Portanto, o desafio para mim foi
desenhar uma fonte
com o melhor desempenho possível
nestas condições
de produção muito adversas.
Tal como disse, estávamos
nos primórdios das fontes digitais.
Tive de desenhar cada carácter à mão
em papel milimétrico
— havia quatro estilos
para a Bell Centennial —
pixel a pixel, e depois codificá-los
linha raster a linha raster
para o teclado.
Demorei dois anos, mas aprendi imenso.
Estas letras parecem ter sido mordidas
por um cão ou coisa parecida,
mas os píxeis em falta
nas intersecções das diagonais
ou nos ângulos internos
por elas formados
são o resultado de ter estudado os efeitos
de borrões de tinta em papel barato,
e de ter reagido,
revendo a fonte de forma apropriada.
Estes artefactos estranhos
foram desenhados para compensar
os efeitos não desejáveis da escala
e do processo de produção.
Inicialmente, a AT&T queria
que o tipo de fonte fosse o Helvetica
mas, como o meu amigo Erik Spiekermann
disse no filme Helvetica,
— não sei se já o viram —
as letras em Helvetica foram desenhadas
para serem o mais parecidas possível
umas com as outras.
Isto não é uma boa receita
para boa leitura em tamanho pequeno.
Parece muito elegante num slide.
Tive de fazer as formas das figuras
o menos ambíguas possível,
em Bell Centennial,
abrindo-as um pouco, tal como podem ver
na parte inferior do slide.
Passamos agora para a década de 80,
o começo das fontes de contorno digital,
tecnologia vectorial.
Havia um problema na altura
com o tamanho das fontes,
a quantidade de dados
necessária para pesquisar
e armazenar uma fonte
na memória do computador.
Limitava o número de fontes
que era possível ter
no sistema tipográfico ao mesmo tempo.
Fiz uma análise dos dados
e descobri que a típica fonte com serifa,
que se vê à esquerda,
precisava de quase o dobro dos dados
do que a fonte sem serifa no meio,
devido a todos os pontos que precisava
para definir de forma elegante
as curvas das serifas.
A propósito, os números
na parte inferior do slide,
representam a quantidade de dados
necessária para armazenar cada fonte.
Portanto, a fonte sem serifa, no meio,
era muito mais poupada,
de 81 para 151.
Pensei: "Aha!
"Os engenheiros têm um problema.
O desenhador vai salvar o dia."
Criei uma fonte com serifa,
que podem ver à direita,
sem serifas curvas.
Criei-as como polígonos,
com segmentos de rectas
e ângulos chanfrados.
E vejam, tão económica em termos de dados
como a fonte sem serifa.
Chamamos-lhe Charter, à direita.
Dirigi-me ao chefe de engenharia
com os meus números, e disse orgulhoso:
"Resolvi o vosso problema."
Ele respondeu: "Que problema?"
E eu disse: "Bom, tu sabes, o problema
da grande quantidade de dados necessária
para fontes com serifa."
Ele respondeu: "Oh. Nós resolvemos esse
problema a semana passada.
Escrevemos uma rotina
de compressão que reduz
o tamanho de todas as fontes
em uma ordem de grandeza
Podemos ter tantas fontes no sistema
quantas queiramos".
Respondi: "Bem, obrigado por me avisarem."
Ultrapassado novamente.
Fiquei com um desenho que era solução
para um problema técnico não existente.
Mas é aqui que a história começa a ficar
interessante para mim.
Eu não deitei fora o desenho
num ataque de birra.
Guardei-o.
O que começou como um exercício técnico,
tornou-se um exercício estético.
Por outras palavras,
comecei a gostar desta fonte.
Esqueça-se a sua origem. Que se lixe isso.

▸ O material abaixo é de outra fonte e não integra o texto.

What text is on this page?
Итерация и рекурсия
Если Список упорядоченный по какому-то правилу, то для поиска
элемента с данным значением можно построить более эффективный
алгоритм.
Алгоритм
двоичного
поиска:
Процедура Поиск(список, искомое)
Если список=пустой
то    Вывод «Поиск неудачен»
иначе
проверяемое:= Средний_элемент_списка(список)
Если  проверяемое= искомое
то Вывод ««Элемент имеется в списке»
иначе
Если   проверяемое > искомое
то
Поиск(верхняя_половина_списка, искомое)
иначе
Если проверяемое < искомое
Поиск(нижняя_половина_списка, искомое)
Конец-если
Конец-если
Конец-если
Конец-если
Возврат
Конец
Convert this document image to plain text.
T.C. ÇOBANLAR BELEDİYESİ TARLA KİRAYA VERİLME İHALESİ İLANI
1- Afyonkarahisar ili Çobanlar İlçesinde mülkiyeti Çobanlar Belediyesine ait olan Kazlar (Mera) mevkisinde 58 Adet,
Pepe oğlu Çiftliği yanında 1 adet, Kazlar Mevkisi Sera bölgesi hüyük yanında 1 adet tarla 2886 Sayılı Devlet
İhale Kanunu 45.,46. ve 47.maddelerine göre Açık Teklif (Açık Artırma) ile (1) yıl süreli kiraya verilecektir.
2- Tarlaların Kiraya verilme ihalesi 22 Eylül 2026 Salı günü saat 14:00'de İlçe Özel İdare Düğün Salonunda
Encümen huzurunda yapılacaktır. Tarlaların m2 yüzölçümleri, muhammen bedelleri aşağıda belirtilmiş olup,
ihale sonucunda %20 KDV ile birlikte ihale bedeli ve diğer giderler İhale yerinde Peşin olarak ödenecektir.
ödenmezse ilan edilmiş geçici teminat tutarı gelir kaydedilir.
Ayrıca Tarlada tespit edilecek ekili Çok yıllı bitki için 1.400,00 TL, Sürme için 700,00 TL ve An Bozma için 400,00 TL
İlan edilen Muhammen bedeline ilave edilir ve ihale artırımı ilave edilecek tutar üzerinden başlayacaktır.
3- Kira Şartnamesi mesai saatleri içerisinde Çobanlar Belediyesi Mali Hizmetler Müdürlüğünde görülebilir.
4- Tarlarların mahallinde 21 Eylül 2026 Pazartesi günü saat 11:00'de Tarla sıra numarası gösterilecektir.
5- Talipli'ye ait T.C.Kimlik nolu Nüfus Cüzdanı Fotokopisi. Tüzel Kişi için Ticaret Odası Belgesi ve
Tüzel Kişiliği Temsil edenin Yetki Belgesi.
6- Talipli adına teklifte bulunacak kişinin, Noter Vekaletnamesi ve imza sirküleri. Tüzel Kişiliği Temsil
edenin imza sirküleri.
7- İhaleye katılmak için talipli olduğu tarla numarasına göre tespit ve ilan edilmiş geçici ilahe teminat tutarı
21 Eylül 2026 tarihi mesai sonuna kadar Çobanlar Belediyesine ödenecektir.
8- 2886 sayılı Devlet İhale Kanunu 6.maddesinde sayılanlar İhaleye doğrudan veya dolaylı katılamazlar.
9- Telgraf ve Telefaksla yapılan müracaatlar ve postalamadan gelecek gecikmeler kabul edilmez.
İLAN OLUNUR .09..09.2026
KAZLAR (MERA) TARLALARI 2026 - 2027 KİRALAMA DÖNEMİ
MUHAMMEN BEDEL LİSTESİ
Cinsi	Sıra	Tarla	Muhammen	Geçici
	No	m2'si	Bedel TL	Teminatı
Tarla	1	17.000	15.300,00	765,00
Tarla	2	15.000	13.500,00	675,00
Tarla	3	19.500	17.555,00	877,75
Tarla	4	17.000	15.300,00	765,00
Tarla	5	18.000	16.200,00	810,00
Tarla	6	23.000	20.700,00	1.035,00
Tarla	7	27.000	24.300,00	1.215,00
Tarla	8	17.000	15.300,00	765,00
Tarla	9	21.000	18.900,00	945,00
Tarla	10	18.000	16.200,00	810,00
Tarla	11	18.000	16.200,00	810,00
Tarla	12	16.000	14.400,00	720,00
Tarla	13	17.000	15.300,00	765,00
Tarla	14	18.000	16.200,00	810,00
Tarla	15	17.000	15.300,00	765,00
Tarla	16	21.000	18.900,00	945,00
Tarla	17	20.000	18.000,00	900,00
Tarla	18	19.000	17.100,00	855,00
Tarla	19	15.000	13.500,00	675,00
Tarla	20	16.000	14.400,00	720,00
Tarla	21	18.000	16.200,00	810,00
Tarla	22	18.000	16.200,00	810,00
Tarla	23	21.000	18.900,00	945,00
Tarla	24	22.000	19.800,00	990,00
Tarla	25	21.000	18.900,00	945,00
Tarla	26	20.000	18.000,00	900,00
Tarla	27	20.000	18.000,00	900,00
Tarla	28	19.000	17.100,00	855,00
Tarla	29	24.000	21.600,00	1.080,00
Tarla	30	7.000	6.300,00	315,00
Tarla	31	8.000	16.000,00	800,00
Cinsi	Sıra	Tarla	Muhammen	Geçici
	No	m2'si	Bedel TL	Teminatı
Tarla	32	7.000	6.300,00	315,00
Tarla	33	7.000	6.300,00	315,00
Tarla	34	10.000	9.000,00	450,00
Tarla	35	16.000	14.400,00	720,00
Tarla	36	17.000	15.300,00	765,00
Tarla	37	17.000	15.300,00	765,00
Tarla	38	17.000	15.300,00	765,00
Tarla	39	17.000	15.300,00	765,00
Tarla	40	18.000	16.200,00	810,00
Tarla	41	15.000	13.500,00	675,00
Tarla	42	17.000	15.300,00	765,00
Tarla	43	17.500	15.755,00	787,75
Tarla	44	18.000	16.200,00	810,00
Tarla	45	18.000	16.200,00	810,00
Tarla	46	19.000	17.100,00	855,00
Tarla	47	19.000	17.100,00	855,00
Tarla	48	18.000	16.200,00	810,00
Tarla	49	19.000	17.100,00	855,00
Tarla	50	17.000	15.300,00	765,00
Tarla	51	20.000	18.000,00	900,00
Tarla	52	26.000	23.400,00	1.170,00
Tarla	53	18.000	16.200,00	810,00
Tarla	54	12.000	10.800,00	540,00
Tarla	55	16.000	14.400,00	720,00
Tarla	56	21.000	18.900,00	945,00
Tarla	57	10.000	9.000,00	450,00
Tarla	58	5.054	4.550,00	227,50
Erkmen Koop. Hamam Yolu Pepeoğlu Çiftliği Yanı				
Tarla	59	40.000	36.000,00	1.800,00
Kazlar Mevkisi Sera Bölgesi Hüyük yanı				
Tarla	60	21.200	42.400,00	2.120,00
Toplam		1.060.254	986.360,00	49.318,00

Eu gostei do desenho por si mesmo.
As formas simplificadas da Charter
deram-lhe uma espécie de qualidade sincera
e uma poupança descomplicada
que de certa forma me agradou.
Sabem, em tempos de inovação técnica,
os desenhadores querem ser influenciados
pelo que há no ar.
Queremos responder.
Queremos ser empurrados
a explorar algo novo.
Portanto, para mim, a Charter
é uma espécie de parábola .
No final, não houve nenhuma ligação causal
entre a tecnologia
e o "design" da Charter.
Eu não tinha compreendido
totalmente a tecnologia.
A tecnologia sugeriu-me algo,
mas não me pressionou
a seguir um caminho
e penso que isto acontece muitas vezes.
Os engenheiros são muito inteligentes
e, apesar das frustrações ocasionais,
por eu ser menos inteligente,
sempre gostei de trabalhar com eles
e de aprender com eles.
A propósito, na década de 90,
comecei a falar com a Microsoft
sobre fontes em ecrãs.
Até essa altura, todas as fontes no ecrã
tinham sido adaptadas
a partir das fontes
para impressão já existentes.
Mas a Microsoft previu correctamente
o movimento, a corrida
para a comunicação electrónica,
para a leitura e a escrita em ecrãs
relegando a impressão
para segundo plano,
em termos de importância.
As prioridades estavam
a mudar nessa altura.
Eles queriam um
pequeno conjunto nuclear de fontes
que não eram adaptadas,
mas sim desenhadas para ecrãs,
para resolver os problemas dos ecrãs,
que se deviam à sua resolução pouco fina.
Eu disse à Microsoft,
que um tipo de fonte desenhado,
para uma tecnologia em particular
era um tipo de fonte que viria a ser
obsoleto, de forma autónoma.
Eu desenhei várias fontes no passado
cujo intuito era mitigar
problemas técnicos.
Graças aos engenheiros,
os problemas técnicos desapareciam
e o mesmo acontecia à minha fonte.
Era apenas uma solução temporária.
A Microsoft respondeu dizendo
que os monitores de computador acessíveis
com melhores resoluções
estavam pelo menos
a uma década de distância.
Então eu pensei, bom,
uma década, não é assim tão mau,
é mais do que uma solução temporária.
Então fui persuadido, convencido,
e fomos trabalhar no que veio a ser
a Verdana e a Georgia,
pela primeira vez a trabalhar,
não no papel,
mas directamente no ecrã,
a partir dos píxeis.
Nessa altura, os ecrãs eram binários.
O píxel estava ligado ou desligado.
Aqui podem ver o perfil de uma letra,
o H maiúsculo,
que é a fina linha preta, o contorno,
que é como se armazena na memória,
sobreposto no mapa de bits,
que é a zona cinzenta,
que é como aparece no ecrã.
O mapa de bits é rasterizado
a partir do perfil.
Aqui, num H maiúsculo,
que é composto por linhas direitas,
os dois estão em sincronia quase perfeita
na grelha cartesiana.
O mesmo não se passa com um O.
Isto parece mais
uma colocação de tijolos
do que com desenho de fontes,
mas acreditem, este é um bom mapa
de bits de um O,
pelas simples razão de que é simétrico,
tanto no eixo do x como do y.
Num mapa de bits binário,
não se pode pedir mais do que isso.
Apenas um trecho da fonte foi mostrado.